Our results indicate that the EU strategy towards energy efficiency could achieve better results if member states are compared relative to other members within specific regions and if specific national conditions are controlled for. An important aspect in promoting more efficient energy management is improved communication between countries to benefit from more extensive mutual cooperation. There are several methods that new member states could transform into policies targeting energy efficiency. Firstly, one effective method in increasing energy efficiency is the liberalization of the energy market, which would facilitate adjustment in the energy structure by increasing alternative energy supplies (e.g., non-fossil energy) with a particular emphasis on energy from renewable sources. In this regard, regulatory frameworks should be formulated and adopted to gradually mitigate energy dependency and lower CO₂ emissions, while another viable solution could be the adoption of a carbon tax and the increase of investment in technological advances for producing alternative energy sources.
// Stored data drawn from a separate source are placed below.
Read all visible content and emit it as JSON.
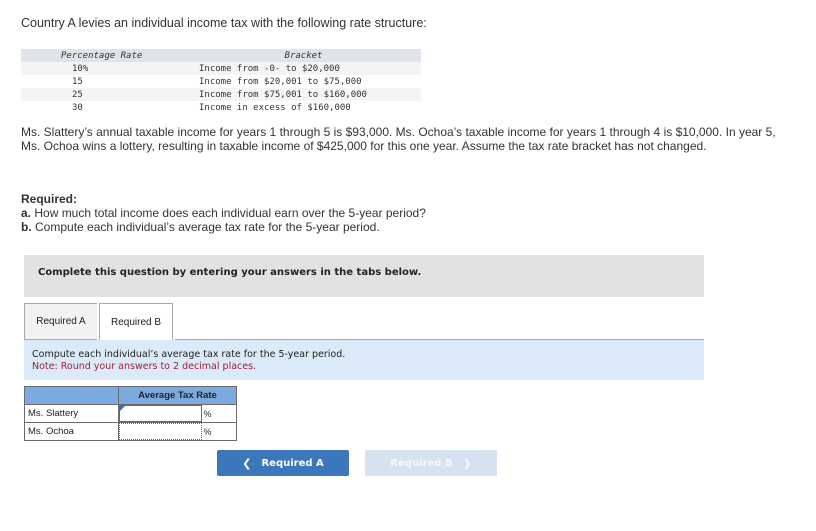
{
  "intro": "Country A levies an individual income tax with the following rate structure:",
  "rate_table": {
    "headers": [
      "Percentage Rate",
      "Bracket"
    ],
    "rows": [
      {
        "rate": "10%",
        "bracket": "Income from -0- to $20,000"
      },
      {
        "rate": "15",
        "bracket": "Income from $20,001 to $75,000"
      },
      {
        "rate": "25",
        "bracket": "Income from $75,001 to $160,000"
      },
      {
        "rate": "30",
        "bracket": "Income in excess of $160,000"
      }
    ]
  },
  "problem_text": "Ms. Slattery’s annual taxable income for years 1 through 5 is $93,000. Ms. Ochoa’s taxable income for years 1 through 4 is $10,000. In year 5, Ms. Ochoa wins a lottery, resulting in taxable income of $425,000 for this one year. Assume the tax rate bracket has not changed.",
  "required": {
    "header": "Required:",
    "a_label": "a.",
    "a_text": " How much total income does each individual earn over the 5-year period?",
    "b_label": "b.",
    "b_text": " Compute each individual’s average tax rate for the 5-year period."
  },
  "banner": "Complete this question by entering your answers in the tabs below.",
  "tabs": [
    {
      "label": "Required A",
      "active": false
    },
    {
      "label": "Required B",
      "active": true
    }
  ],
  "instructions": {
    "text": "Compute each individual’s average tax rate for the 5-year period.",
    "note": "Note: Round your answers to 2 decimal places."
  },
  "answer_table": {
    "header": "Average Tax Rate",
    "rows": [
      {
        "name": "Ms. Slattery",
        "value": "",
        "unit": "%"
      },
      {
        "name": "Ms. Ochoa",
        "value": "",
        "unit": "%"
      }
    ]
  },
  "nav": {
    "prev_label": "Required A",
    "prev_icon": "chevron-left-icon",
    "next_label": "Required B",
    "next_icon": "chevron-right-icon"
  }
}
Secondly, energy efficiency could be increased through targeting changes in the composition of the GDP sector that would increase the contribution of energy-saving and technologically advanced industries in place of labor and energy-intensive industries. This would enable the production of similar levels of economic output with significantly lower energy intensity and lower CO₂ emissions. Policies aimed in this direction should encourage the growth of such industries through subsidies or tax incentives for investment, increased R&D expenditure, and industrial digitization. Third, it is necessary to target the improvement of energy management needs through an increase of the productivity levels in the economy. Policy frameworks should include measures aimed at reducing technological gaps by promoting innovations. Increased productivity levels would allow higher production at lower energy intensities.